Title: Phosphonoformate: a minimal transition state analogue inhibitor of the fosfomycin resistance protein, FosA.

Authors: Rigsby, Rachel E; Rife, Chris L; Fillgrove, Kerry L; Newcomer, Marcia E; Armstrong, Richard N

Published In Biochemistry, (2004 Nov 2)

Abstract: Fosfomycin [(1R,2S)-epoxypropylphosphonic acid] is a simple phosphonate found to have antibacterial activity against both Gram-positive and Gram-negative microorganisms. Early resistance to the clinical use of the antibiotic was linked to a plasmid-encoded resistance protein, FosA, that catalyzes the addition of glutathione to the oxirane ring, rendering the antibiotic inactive. Subsequent studies led to the discovery of a genomically encoded homologue in the pathogen Pseudomonas aeruginosa. The proteins are Mn(II)-dependent enzymes where the metal is proposed to act as a Lewis acid stabilizing the negative charge that develops on the oxirane oxygen in the transition state.

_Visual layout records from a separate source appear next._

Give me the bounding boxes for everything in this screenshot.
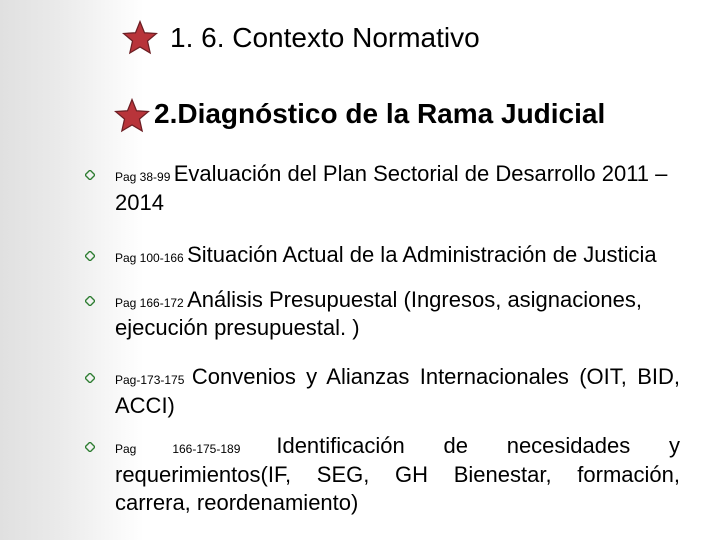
page-ref: Pag 166-175-189 xyxy=(115,442,276,456)
heading-diagnostico: 2.Diagnóstico de la Rama Judicial xyxy=(154,98,605,130)
page-ref: Pag 38-99 xyxy=(115,170,174,184)
bullet-diamond-icon xyxy=(85,373,95,383)
heading-contexto: 1. 6. Contexto Normativo xyxy=(170,22,480,54)
item-text: Análisis Presupuestal (Ingresos, asignac… xyxy=(115,287,642,341)
item-text: Evaluación del Plan Sectorial de Desarro… xyxy=(115,161,667,215)
bullet-diamond-icon xyxy=(85,442,95,452)
list-item: Pag 38-99 Evaluación del Plan Sectorial … xyxy=(85,160,680,217)
star-icon-2 xyxy=(114,98,150,134)
bullet-diamond-icon xyxy=(85,251,95,261)
list-item: Pag 166-172 Análisis Presupuestal (Ingre… xyxy=(85,286,680,343)
list-item: Pag-173-175 Convenios y Alianzas Interna… xyxy=(85,363,680,420)
page-ref: Pag 100-166 xyxy=(115,251,187,265)
bullet-list: Pag 38-99 Evaluación del Plan Sectorial … xyxy=(85,160,680,518)
bullet-diamond-icon xyxy=(85,170,95,180)
list-item: Pag 100-166 Situación Actual de la Admin… xyxy=(85,241,680,270)
list-item: Pag 166-175-189 Identificación de necesi… xyxy=(85,432,680,518)
page-ref: Pag 166-172 xyxy=(115,296,187,310)
item-text: Convenios y Alianzas Internacionales (OI… xyxy=(115,364,680,418)
bullet-diamond-icon xyxy=(85,296,95,306)
item-text: Situación Actual de la Administración de… xyxy=(187,242,657,267)
page-ref: Pag-173-175 xyxy=(115,373,192,387)
star-icon-1 xyxy=(122,20,158,56)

Several simple phosphonates, including the antiviral compound phosphonoformate (K(i) = 0.4 +/- 0.1 microM, K(d) approximately 0.2 microM), are shown to be inhibitors of FosA. The crystal structure of FosA from P. aeruginosa with phosphonoformate bound in the active site has been determined at 0.95 A resolution and reveals that the inhibitor forms a five-coordinate complex with the Mn(II) center with a geometry similar to that proposed for the transition state of the reaction. Binding studies show that phosphonoformate has a near-diffusion-controlled on rate (k(on) approximately 10(7)-10(8) M(-1) s(-1)) and an off rate (k(off) = 5 s(-1)) that is slower than that for fosfomycin (k(off) = 30 s(-1)). Taken together, these data suggest that the FosA-catalyzed reaction has a very early transition state and phosphonoformate acts as a minimal transition state analogue inhibitor.

PubMed ID: 15504029

MeSH Terms: Bacterial Proteins/antagonists & inhibitors*; Bacterial Proteins/chemistry*; Bacterial Proteins/isolation & purification; Binding Sites; Catalysis; Crystallization; Crystallography, X-Ray; Drug Resistance, Bacterial*; Foscarnet/chemistry*; Fosfomycin/chemistry*; Glutathione Transferase/antagonists & inhibitors*; Glutathione Transferase/chemistry*; Glutathione Transferase/isolation & purification; Kinetics; Manganese/chemistry; Phosphonic Acids/chemistry; Pseudomonas aeruginosa/chemistry*; Research Support, U.S. Gov't, Non-P.H.S.; Research Support, U.S. Gov't, P.H.S.